Nicht nur der Bund, auch die Europäische Union sorgte für Schub beim E-Government. Im Dezember 2006 verabschiedeten das Europäische Parlament und der Rat die EU-Dienstleistungsrichtlinie (EU-DLR). Ziel der Vorgabe: Bis Ende 2009 sollten innerhalb der EU rechtliche und administrative Hindernisse für den Handel im Dienstleistungssektor beseitigt werden. Viel zitiertes Beispiel: Ein portugiesischer Fliesenleger (manchmal auch Friseur) sollte ohne bürokratische Hürden eine Filiale in Bottrop eröffnen können. Die Richtlinie verpflichtete die Mitgliedsstaaten, einen Einheitlichen Ansprechpartner einzurichten, über den Dienstleister aus der EU alle notwendigen Informationen erhalten und alle Verwaltungsformalitäten auch online erledigen können. Dazu wurde in Deutschland Ende 2008 mit dem 4. Gesetz zur Änderung verwaltungsverfahrensrechtlicher Vorschriften ein neues Verfahrensmodell eingeführt. Seitdem können Genehmigungsverfahren und sonstige Formalitäten über eine einheitliche Stelle abwickelt werden.
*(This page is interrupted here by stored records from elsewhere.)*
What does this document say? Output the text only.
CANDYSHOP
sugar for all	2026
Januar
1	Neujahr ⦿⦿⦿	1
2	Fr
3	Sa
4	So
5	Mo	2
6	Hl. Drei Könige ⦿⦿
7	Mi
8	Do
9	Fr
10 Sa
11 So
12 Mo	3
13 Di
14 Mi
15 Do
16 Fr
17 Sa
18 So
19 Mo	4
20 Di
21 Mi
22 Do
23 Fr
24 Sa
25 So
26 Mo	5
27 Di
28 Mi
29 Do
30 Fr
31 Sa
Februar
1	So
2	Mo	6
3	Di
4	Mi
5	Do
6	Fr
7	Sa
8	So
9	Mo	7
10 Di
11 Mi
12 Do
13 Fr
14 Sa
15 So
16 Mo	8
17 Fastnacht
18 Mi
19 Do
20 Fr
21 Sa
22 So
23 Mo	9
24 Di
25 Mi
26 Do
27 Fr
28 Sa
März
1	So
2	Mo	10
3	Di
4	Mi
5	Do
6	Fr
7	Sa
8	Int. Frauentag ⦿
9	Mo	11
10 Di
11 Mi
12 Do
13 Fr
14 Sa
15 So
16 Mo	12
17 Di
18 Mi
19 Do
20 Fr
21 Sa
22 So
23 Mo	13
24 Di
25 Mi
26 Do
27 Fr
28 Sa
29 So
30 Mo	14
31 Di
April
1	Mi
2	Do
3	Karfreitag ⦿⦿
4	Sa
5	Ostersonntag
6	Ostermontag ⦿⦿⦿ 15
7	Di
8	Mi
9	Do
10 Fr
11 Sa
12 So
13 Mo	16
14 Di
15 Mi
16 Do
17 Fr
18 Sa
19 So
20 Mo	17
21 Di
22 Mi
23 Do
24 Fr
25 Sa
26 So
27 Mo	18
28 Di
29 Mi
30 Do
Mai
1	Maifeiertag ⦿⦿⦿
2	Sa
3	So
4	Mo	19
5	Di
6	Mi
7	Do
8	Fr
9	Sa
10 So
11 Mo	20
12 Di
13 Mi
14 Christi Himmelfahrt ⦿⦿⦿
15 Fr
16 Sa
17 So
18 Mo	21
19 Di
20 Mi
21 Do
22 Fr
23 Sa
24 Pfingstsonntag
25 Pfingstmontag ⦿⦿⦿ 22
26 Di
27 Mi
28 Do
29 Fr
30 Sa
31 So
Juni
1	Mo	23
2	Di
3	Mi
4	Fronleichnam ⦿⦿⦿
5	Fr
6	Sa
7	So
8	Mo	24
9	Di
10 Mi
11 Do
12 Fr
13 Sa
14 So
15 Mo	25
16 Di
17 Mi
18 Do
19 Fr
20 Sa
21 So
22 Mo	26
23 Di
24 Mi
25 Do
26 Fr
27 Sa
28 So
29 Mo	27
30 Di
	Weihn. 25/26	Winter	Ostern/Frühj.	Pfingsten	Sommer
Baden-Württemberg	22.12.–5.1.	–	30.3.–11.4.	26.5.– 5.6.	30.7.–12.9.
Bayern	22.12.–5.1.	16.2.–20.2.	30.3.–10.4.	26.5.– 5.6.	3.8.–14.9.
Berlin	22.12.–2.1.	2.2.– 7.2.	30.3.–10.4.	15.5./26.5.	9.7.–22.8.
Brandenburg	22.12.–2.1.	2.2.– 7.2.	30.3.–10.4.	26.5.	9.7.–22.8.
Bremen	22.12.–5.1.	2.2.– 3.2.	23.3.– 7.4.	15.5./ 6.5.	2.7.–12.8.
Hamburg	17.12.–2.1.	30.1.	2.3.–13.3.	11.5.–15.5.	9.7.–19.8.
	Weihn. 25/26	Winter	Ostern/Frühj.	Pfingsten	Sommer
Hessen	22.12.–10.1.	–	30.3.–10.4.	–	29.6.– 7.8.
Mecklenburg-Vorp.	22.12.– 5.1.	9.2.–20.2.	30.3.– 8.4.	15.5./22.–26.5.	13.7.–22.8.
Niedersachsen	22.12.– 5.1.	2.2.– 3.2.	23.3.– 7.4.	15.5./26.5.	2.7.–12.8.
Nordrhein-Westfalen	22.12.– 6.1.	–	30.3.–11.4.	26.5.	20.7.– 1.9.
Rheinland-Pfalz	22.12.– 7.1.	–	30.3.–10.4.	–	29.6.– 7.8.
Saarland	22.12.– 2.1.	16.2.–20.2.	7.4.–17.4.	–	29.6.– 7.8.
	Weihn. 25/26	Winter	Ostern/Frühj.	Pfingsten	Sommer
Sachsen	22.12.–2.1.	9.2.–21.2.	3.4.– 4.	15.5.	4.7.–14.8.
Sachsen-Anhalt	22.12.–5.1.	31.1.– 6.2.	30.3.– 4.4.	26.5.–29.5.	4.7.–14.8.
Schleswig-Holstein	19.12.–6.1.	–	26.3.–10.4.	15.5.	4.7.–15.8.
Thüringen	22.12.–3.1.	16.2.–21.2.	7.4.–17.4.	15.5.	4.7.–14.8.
Innerhalb von nur drei Jahren mussten die Bundesländer und Kommunen die technischen Voraussetzungen für den Einheitlichen Ansprechpartner schaffen. Wie im föderalen Deutschland üblich, wurde eine Vielzahl unterschiedlicher IT-Systeme aufgebaut. Uneinheitlich ging es auch bei der politischen Frage der Verortung der Einheitlichen Ansprechpartner zu: In Sachsen übernahm die Landesverwaltung diese Funktion. Niedersachsen, Bremen und Nordrhein-Westfalen entschieden sich für eine Ansiedlung auf kommunaler Ebene, während Hamburg, Thüringen und Mecklenburg-Vorpommern eine Verortung bei den Wirtschaftskammern bevorzugten. Das Fazit vieler Beteiligter: Die EU-Dienstleistungsrichtlinie hat wichtige Impulse gegeben, die Verwaltungsmodernisierung aber nicht ganz so stark vorangetrieben, wie ursprünglich erhofft.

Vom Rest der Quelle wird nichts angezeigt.